Pode no entanto, vir a mostrar que alguns problemas são matéria de facto e não metafisicos. E com isto trazer para a sua alçada algumas destas questões, ainda que provavelmente só num plano teorico.
Isto é, se conhecermos muito bem como funciona o cerebro, e pudermos determinar com exatidão as redes neuronais funcionais de um individuo, e ter um plano do estado bioquimico de cada neuronio, podemos até vir a prever se ele prefere estar no cinema ou a andar de bicicleta. Ou do mesmo modo, se tivessemos esses dados para um grupo grande de pessoas, poderiamos justificar a arte de Paula Rego cientificamente, e até, quem sabe, mostrar porque a justiça é uma necessidade neurologica e biológica.
O problema, é que pode revelar-se impossivel não só a recolha dos dados que permitiriam chegar a estes resultados, como, mesmo na capacidade de o fazer, ser impossivel processa-los. Isto. é, mesmo com um computador muito poderoso, estarmos perante um problema cujo tempo de resposta tende sempre para o infinito.
Ou seja:
Se pudessemos saber o estado de cada particula e cada atomo e conhessecemos o todas as leis do universo, seria teoricamente possivel prever o futuro.
Mas pode acontecer que a computação de todos esses dados seja sempre mais rápida quando feita pela propria existencia - pelo universo.
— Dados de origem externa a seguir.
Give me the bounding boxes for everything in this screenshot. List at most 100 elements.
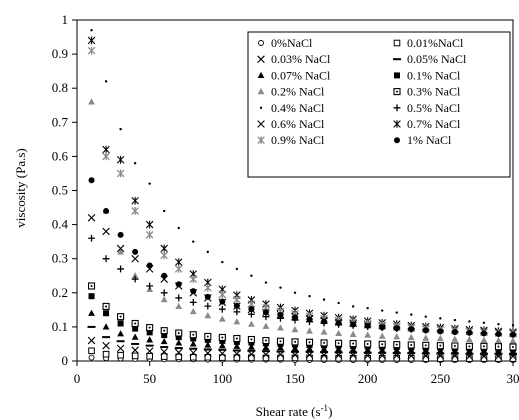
data-point: [322, 298, 326, 301]
data-point: [277, 344, 284, 351]
data-point: [306, 345, 313, 352]
legend-label: 0.05% NaCl: [407, 52, 467, 66]
data-point: [232, 349, 241, 352]
legend-marker: [257, 136, 265, 145]
data-point: [189, 349, 198, 357]
data-point: [407, 341, 415, 349]
legend-marker: [257, 88, 265, 95]
legend-label: 1% NaCl: [407, 133, 452, 147]
data-point: [146, 336, 154, 343]
data-point: [117, 248, 124, 255]
data-point: [131, 342, 140, 345]
data-point: [233, 350, 241, 358]
data-point: [335, 354, 342, 362]
data-point: [88, 347, 95, 355]
data-point: [102, 255, 110, 263]
data-point: [421, 352, 430, 355]
data-point: [247, 349, 256, 352]
data-point: [291, 326, 299, 333]
data-point: [131, 272, 139, 279]
legend-marker: [393, 104, 401, 112]
legend-item: 0.7% NaCl: [393, 117, 461, 131]
data-point: [480, 330, 487, 337]
data-point: [103, 310, 110, 317]
data-point: [453, 318, 457, 322]
data-point: [393, 333, 401, 340]
legend-label: 0.4% NaCl: [271, 101, 325, 115]
legend-item: 0.07% NaCl: [257, 68, 331, 82]
data-point: [131, 333, 139, 340]
legend-marker: [257, 71, 265, 78]
data-point: [276, 350, 285, 353]
y-tick-label: 0.7: [52, 114, 69, 129]
data-point: [494, 343, 503, 351]
data-point: [218, 348, 227, 351]
legend-marker: [394, 72, 400, 79]
data-point: [233, 295, 241, 304]
data-point: [102, 341, 110, 350]
data-point: [306, 354, 313, 362]
data-point: [407, 352, 416, 355]
data-point: [279, 286, 282, 289]
data-point: [320, 345, 328, 352]
data-point: [102, 350, 110, 358]
data-point: [422, 341, 430, 349]
x-axis-label: Shear rate (s-1): [256, 403, 333, 419]
data-point: [436, 334, 444, 342]
data-point: [468, 320, 471, 323]
data-point: [87, 46, 96, 55]
data-point: [160, 244, 168, 253]
data-point: [88, 354, 95, 361]
y-tick-label: 0.6: [52, 148, 69, 163]
legend-item: 0.1% NaCl: [394, 68, 461, 82]
data-point: [233, 334, 241, 343]
data-point: [250, 274, 253, 277]
data-point: [102, 336, 111, 339]
data-point: [161, 332, 168, 339]
data-point: [451, 342, 459, 350]
data-point: [131, 346, 139, 354]
data-point: [117, 320, 124, 327]
legend-item: 0.5% NaCl: [393, 101, 461, 115]
data-point: [509, 353, 517, 356]
legend-item: 0.05% NaCl: [393, 52, 467, 66]
legend-item: 0%NaCl: [258, 36, 313, 50]
legend-box: [247, 31, 511, 178]
legend-marker: [393, 58, 401, 61]
series-3: [87, 325, 517, 356]
y-tick-label: 0.2: [52, 285, 68, 300]
data-point: [87, 36, 96, 45]
series-8: [90, 29, 515, 327]
data-point: [203, 283, 212, 292]
data-point: [233, 308, 241, 316]
data-point: [204, 353, 212, 361]
data-point: [378, 332, 386, 339]
data-point: [466, 329, 473, 336]
data-point: [88, 309, 95, 316]
data-point: [175, 281, 182, 288]
data-point: [482, 321, 486, 325]
data-point: [378, 351, 387, 354]
data-point: [219, 298, 226, 305]
data-point: [233, 318, 241, 325]
x-axis-label-main: Shear rate (s: [256, 404, 321, 419]
x-tick-label: 100: [213, 371, 233, 386]
data-point: [160, 337, 168, 345]
legend-item: 0.3% NaCl: [393, 85, 461, 99]
data-point: [379, 324, 386, 331]
data-point: [146, 324, 154, 332]
y-tick-label: 0.1: [52, 319, 68, 334]
data-point: [378, 340, 386, 348]
data-point: [451, 329, 458, 336]
legend-label: 0.5% NaCl: [407, 101, 461, 115]
data-point: [334, 351, 343, 354]
legend-marker: [259, 106, 263, 110]
data-point: [248, 306, 255, 313]
legend-marker: [257, 55, 265, 63]
data-point: [145, 220, 154, 229]
data-point: [450, 352, 459, 355]
data-point: [436, 342, 444, 350]
data-point: [262, 322, 270, 329]
data-point: [175, 329, 183, 337]
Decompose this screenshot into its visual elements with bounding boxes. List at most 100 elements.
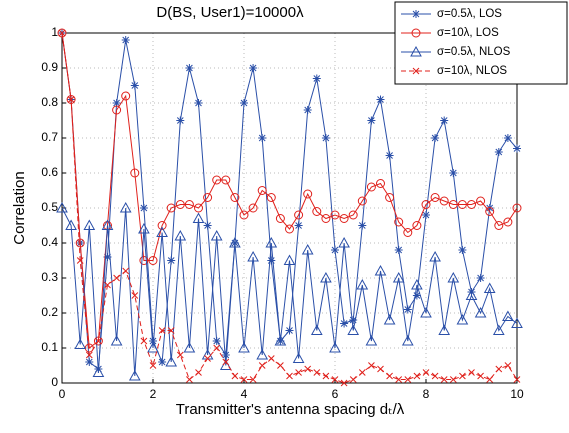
marker bbox=[283, 254, 296, 265]
marker bbox=[65, 219, 77, 230]
marker bbox=[411, 28, 421, 38]
marker bbox=[431, 134, 440, 142]
marker bbox=[194, 99, 203, 107]
marker bbox=[313, 369, 321, 376]
marker bbox=[320, 271, 332, 283]
marker bbox=[447, 271, 460, 283]
marker bbox=[192, 212, 205, 223]
marker bbox=[349, 376, 357, 383]
marker bbox=[377, 365, 384, 373]
marker bbox=[401, 334, 414, 346]
marker bbox=[440, 116, 449, 125]
marker bbox=[175, 200, 185, 209]
marker bbox=[474, 306, 487, 318]
marker bbox=[139, 256, 149, 265]
marker bbox=[258, 134, 267, 142]
marker bbox=[139, 204, 148, 212]
marker bbox=[358, 369, 366, 376]
marker bbox=[456, 313, 469, 325]
marker bbox=[310, 324, 323, 335]
marker bbox=[275, 214, 285, 223]
marker bbox=[449, 376, 457, 383]
marker bbox=[504, 362, 512, 369]
marker bbox=[412, 291, 421, 300]
marker bbox=[294, 210, 304, 220]
marker bbox=[85, 351, 93, 359]
y-tick-label: 0.2 bbox=[41, 305, 58, 319]
marker bbox=[513, 144, 521, 153]
marker bbox=[267, 256, 276, 265]
marker bbox=[383, 313, 396, 325]
marker bbox=[376, 179, 385, 188]
marker bbox=[157, 221, 167, 230]
marker bbox=[494, 148, 503, 156]
marker bbox=[140, 337, 148, 345]
marker bbox=[147, 341, 159, 353]
marker bbox=[112, 105, 122, 115]
legend-box bbox=[394, 1, 568, 85]
marker bbox=[130, 81, 139, 90]
marker bbox=[412, 67, 420, 75]
marker bbox=[503, 134, 512, 142]
marker bbox=[131, 292, 139, 299]
marker bbox=[458, 246, 467, 254]
x-tick-label: 10 bbox=[510, 387, 524, 401]
marker bbox=[285, 224, 294, 234]
y-tick-label: 0.9 bbox=[41, 60, 58, 74]
marker bbox=[347, 324, 360, 335]
marker bbox=[365, 334, 378, 346]
marker bbox=[467, 288, 476, 296]
marker bbox=[292, 352, 305, 363]
x-tick-label: 4 bbox=[241, 387, 248, 401]
marker bbox=[385, 151, 394, 160]
marker bbox=[303, 106, 312, 114]
series bbox=[58, 29, 521, 387]
y-tick-label: 0.1 bbox=[41, 340, 58, 354]
marker bbox=[222, 358, 230, 366]
marker bbox=[267, 355, 275, 362]
marker bbox=[468, 369, 475, 376]
marker bbox=[366, 182, 376, 192]
marker bbox=[301, 243, 314, 255]
marker bbox=[184, 200, 194, 209]
marker bbox=[312, 207, 322, 216]
marker bbox=[231, 372, 239, 380]
marker bbox=[138, 222, 150, 234]
marker bbox=[367, 116, 376, 125]
marker bbox=[477, 372, 484, 380]
marker bbox=[113, 274, 120, 282]
marker bbox=[511, 317, 523, 328]
marker bbox=[502, 310, 514, 321]
marker bbox=[412, 10, 420, 18]
marker bbox=[185, 64, 194, 72]
marker bbox=[213, 344, 221, 352]
marker bbox=[166, 203, 176, 213]
marker bbox=[229, 236, 241, 248]
marker bbox=[148, 256, 158, 265]
marker bbox=[513, 376, 521, 383]
marker bbox=[422, 369, 430, 376]
marker bbox=[249, 376, 257, 383]
marker bbox=[158, 327, 166, 334]
series bbox=[56, 201, 523, 381]
marker bbox=[439, 196, 449, 206]
marker bbox=[385, 193, 395, 202]
marker bbox=[93, 336, 103, 346]
marker bbox=[83, 219, 96, 230]
marker bbox=[438, 324, 451, 335]
marker bbox=[374, 264, 387, 276]
marker bbox=[394, 246, 403, 254]
marker bbox=[448, 200, 458, 209]
marker bbox=[476, 196, 486, 206]
marker bbox=[247, 250, 259, 262]
marker bbox=[277, 362, 284, 369]
marker bbox=[430, 193, 440, 202]
legend-label: σ=0.5λ, LOS bbox=[437, 8, 502, 20]
marker bbox=[368, 362, 375, 369]
marker bbox=[204, 355, 211, 362]
x-axis-label: Transmitter's antenna spacing dₜ/λ bbox=[176, 401, 405, 418]
x-tick-label: 0 bbox=[59, 387, 66, 401]
marker bbox=[158, 358, 167, 366]
marker bbox=[429, 250, 441, 262]
marker bbox=[74, 338, 87, 349]
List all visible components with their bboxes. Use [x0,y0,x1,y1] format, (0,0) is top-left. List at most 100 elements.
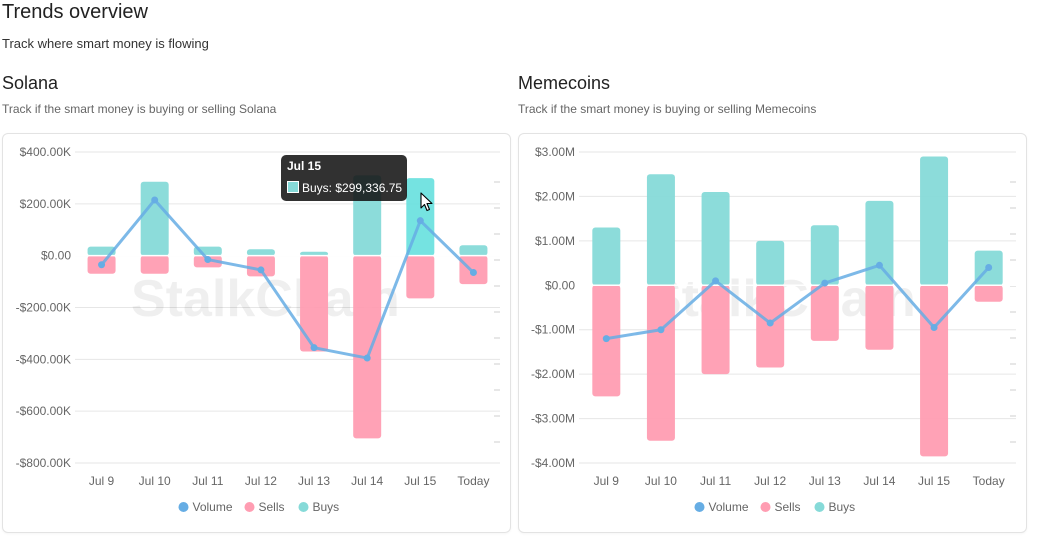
memecoins-volume-point[interactable] [821,279,829,287]
solana-volume-point[interactable] [151,196,159,204]
solana-sells-bar[interactable] [300,255,329,352]
solana-x-tick-label: Jul 11 [192,474,223,488]
memecoins-legend-buys-swatch [814,502,825,512]
solana-volume-point[interactable] [416,217,424,225]
memecoins-y-tick-label: -$3.00M [531,412,575,426]
memecoins-chart[interactable]: $3.00M $2.00M $1.00M $0.00 -$1.00M -$2.00M -$3… [519,134,1026,532]
solana-legend-sells[interactable]: Sells [244,500,285,514]
solana-legend-sells-label: Sells [259,500,285,514]
memecoins-y-tick-label: $3.00M [535,145,575,159]
memecoins-x-tick-label: Jul 13 [809,474,841,488]
tooltip-buys-swatch [287,181,299,193]
memecoins-section-title: Memecoins [518,73,611,93]
memecoins-x-tick-label: Jul 12 [754,474,786,488]
memecoins-x-tick-label: Jul 14 [863,474,895,488]
page-title: Trends overview [2,1,148,23]
memecoins-buys-bar[interactable] [646,174,675,286]
solana-x-tick-label: Jul 10 [139,474,171,488]
solana-volume-line [100,198,475,360]
solana-legend-buys[interactable]: Buys [298,500,340,514]
solana-y-tick-label: $400.00K [20,145,71,159]
solana-legend-volume[interactable]: Volume [178,500,233,514]
solana-x-tick-label: Jul 15 [404,474,436,488]
memecoins-sells-bar[interactable] [701,285,730,375]
memecoins-legend-buys-label: Buys [829,500,856,514]
memecoins-x-tick-label: Jul 9 [594,474,620,488]
memecoins-section-subtitle: Track if the smart money is buying or se… [518,102,817,116]
solana-volume-point[interactable] [98,261,106,269]
memecoins-chart-card: $3.00M $2.00M $1.00M $0.00 -$1.00M -$2.00M -$3… [518,133,1027,533]
memecoins-x-tick-label: Today [973,474,1005,488]
solana-buys-bar[interactable] [459,245,488,256]
memecoins-legend-volume-label: Volume [709,500,749,514]
memecoins-legend-sells-label: Sells [775,500,801,514]
memecoins-buys-bar[interactable] [810,225,839,286]
memecoins-buys-bar[interactable] [865,200,894,286]
memecoins-buys-bar[interactable] [756,240,785,286]
memecoins-legend-sells[interactable]: Sells [760,500,801,514]
memecoins-sells-bar[interactable] [810,285,839,341]
memecoins-y-tick-label: $2.00M [535,189,575,203]
solana-section-subtitle: Track if the smart money is buying or se… [2,102,277,116]
solana-sells-bar[interactable] [140,255,169,274]
solana-buys-bar[interactable] [87,246,116,256]
solana-legend-buys-swatch [298,502,309,512]
solana-y-tick-label: -$200.00K [16,301,71,315]
memecoins-volume-point[interactable] [985,264,993,272]
solana-y-tick-label: $0.00 [41,249,71,263]
memecoins-sells-bar[interactable] [920,285,949,457]
memecoins-y-tick-label: $1.00M [535,234,575,248]
solana-y-tick-label: -$400.00K [16,352,71,366]
solana-x-tick-label: Today [457,474,489,488]
memecoins-volume-point[interactable] [766,319,774,327]
memecoins-legend-volume[interactable]: Volume [694,500,749,514]
solana-legend-volume-swatch [178,502,189,512]
memecoins-y-tick-label: $0.00 [545,278,575,292]
memecoins-buys-bar[interactable] [701,191,730,286]
solana-volume-point[interactable] [310,344,318,352]
memecoins-volume-line [606,263,990,341]
memecoins-sells-bar[interactable] [865,285,894,350]
solana-legend-buys-label: Buys [313,500,340,514]
memecoins-volume-point[interactable] [875,261,883,269]
memecoins-volume-point[interactable] [712,277,720,285]
solana-buys-bar[interactable] [246,249,275,256]
memecoins-buys-bar[interactable] [592,227,621,286]
solana-legend-sells-swatch [244,502,255,512]
memecoins-x-tick-label: Jul 11 [700,474,731,488]
solana-section-title: Solana [2,73,59,93]
memecoins-y-tick-label: -$4.00M [531,456,575,470]
solana-legend-volume-label: Volume [193,500,233,514]
solana-y-tick-label: -$800.00K [16,456,71,470]
memecoins-y-tick-label: -$2.00M [531,367,575,381]
memecoins-volume-point[interactable] [930,323,938,331]
solana-sells-bar[interactable] [246,255,275,277]
memecoins-volume-point[interactable] [602,335,610,343]
memecoins-x-tick-label: Jul 10 [645,474,677,488]
memecoins-sells-bar[interactable] [974,285,1003,302]
memecoins-volume-point[interactable] [657,326,665,334]
memecoins-buys-bar[interactable] [920,156,949,286]
solana-x-tick-label: Jul 13 [298,474,330,488]
solana-chart-card: $400.00K $200.00K $0.00 -$200.00K -$400.00K -… [2,133,511,533]
solana-sells-bar[interactable] [353,255,382,439]
solana-sells-bar[interactable] [406,255,435,299]
solana-chart[interactable]: $400.00K $200.00K $0.00 -$200.00K -$400.00K -… [3,134,510,532]
solana-x-tick-label: Jul 14 [351,474,383,488]
memecoins-y-tick-label: -$1.00M [531,323,575,337]
memecoins-legend-buys[interactable]: Buys [814,500,856,514]
chart-tooltip: Jul 15 Buys: $299,336.75 [281,155,407,201]
page-subtitle: Track where smart money is flowing [2,36,209,51]
tooltip-row: Buys: $299,336.75 [287,181,402,195]
solana-volume-point[interactable] [204,256,212,264]
solana-volume-point[interactable] [257,266,265,274]
solana-buys-bar[interactable] [140,181,169,256]
memecoins-sells-bar[interactable] [646,285,675,441]
tooltip-title: Jul 15 [287,159,322,173]
solana-volume-point[interactable] [363,354,371,362]
solana-buys-bar[interactable] [300,251,329,256]
solana-y-tick-label: $200.00K [20,197,71,211]
solana-volume-point[interactable] [469,269,477,277]
solana-y-tick-label: -$600.00K [16,404,71,418]
solana-x-tick-label: Jul 12 [245,474,277,488]
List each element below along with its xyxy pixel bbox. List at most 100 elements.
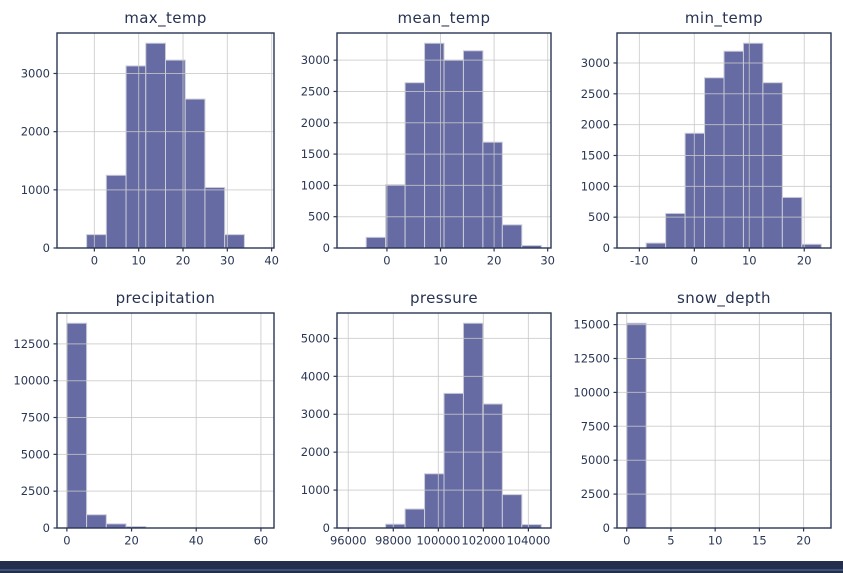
x-tick-label: 40 bbox=[264, 254, 279, 268]
y-tick-label: 0 bbox=[43, 241, 50, 255]
histogram-bar bbox=[86, 234, 107, 249]
y-tick-label: 15000 bbox=[573, 318, 610, 332]
y-tick-label: 2000 bbox=[301, 445, 330, 459]
y-tick-label: 2500 bbox=[301, 84, 330, 98]
x-tick-label: 20 bbox=[124, 534, 139, 548]
x-tick-label: 10 bbox=[131, 254, 146, 268]
histogram-bar bbox=[165, 59, 186, 249]
histogram-bar bbox=[443, 392, 464, 529]
histograms-figure: 0 10 20 30 40 0 1000 2000 3000 max_temp 0 10 20 30 0 50… bbox=[13, 9, 832, 548]
y-tick-label: 10000 bbox=[13, 374, 50, 388]
subplot-min_temp: -10 0 10 20 0 500 1000 1500 2000 2500 3000 min_temp bbox=[581, 9, 832, 268]
y-tick-label: 2000 bbox=[301, 116, 330, 130]
histogram-bar bbox=[482, 403, 503, 529]
histogram-bar bbox=[184, 98, 206, 249]
y-tick-label: 1000 bbox=[301, 178, 330, 192]
y-tick-label: 1500 bbox=[301, 147, 330, 161]
x-tick-label: 96000 bbox=[330, 534, 367, 548]
histogram-bar bbox=[645, 242, 667, 249]
x-tick-label: 0 bbox=[691, 254, 698, 268]
x-tick-label: 20 bbox=[176, 254, 191, 268]
histogram-bar bbox=[762, 82, 783, 249]
y-tick-label: 1000 bbox=[301, 483, 330, 497]
x-tick-label: 10 bbox=[433, 254, 448, 268]
y-tick-label: 0 bbox=[603, 521, 610, 535]
subplot-pressure: 96000 98000 100000 102000 104000 0 1000 2000 300… bbox=[301, 289, 552, 548]
x-tick-label: 0 bbox=[63, 534, 70, 548]
footer-accent-line bbox=[0, 569, 843, 571]
subplot-max_temp: 0 10 20 30 40 0 1000 2000 3000 max_temp bbox=[21, 9, 279, 268]
y-tick-label: 3000 bbox=[21, 66, 50, 80]
histogram-bar bbox=[404, 82, 426, 249]
histogram-bar bbox=[501, 224, 523, 249]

Há razões para querer que simular um universo nunca vai ultrapassar a velocidade com que este universo real corre.
Ainda que eu pense que Witggenstein estivesse longe da minha explicação, é provavelmente esta a razão pela qual ele está correto. É porque existem demasiados impoderaveis, quer por poder de processamento, quer por poder de colheita de estados actuais.
Porque não há razões para querer que a nossa mente não seja um produto do nosso cerebro. uma coisa tão material como qualquer outra.
PS: acusações de cientismo neste caso requerem provar que a nossa mente é mais que a sua base organica. FEnomenos emergentes incluidos, resta provar o dualismo.
"Em filosofia estudamos os problemas da vida?"
Reparei agora que apesar de ter escrito linhas e linhas não abordei a questão principal.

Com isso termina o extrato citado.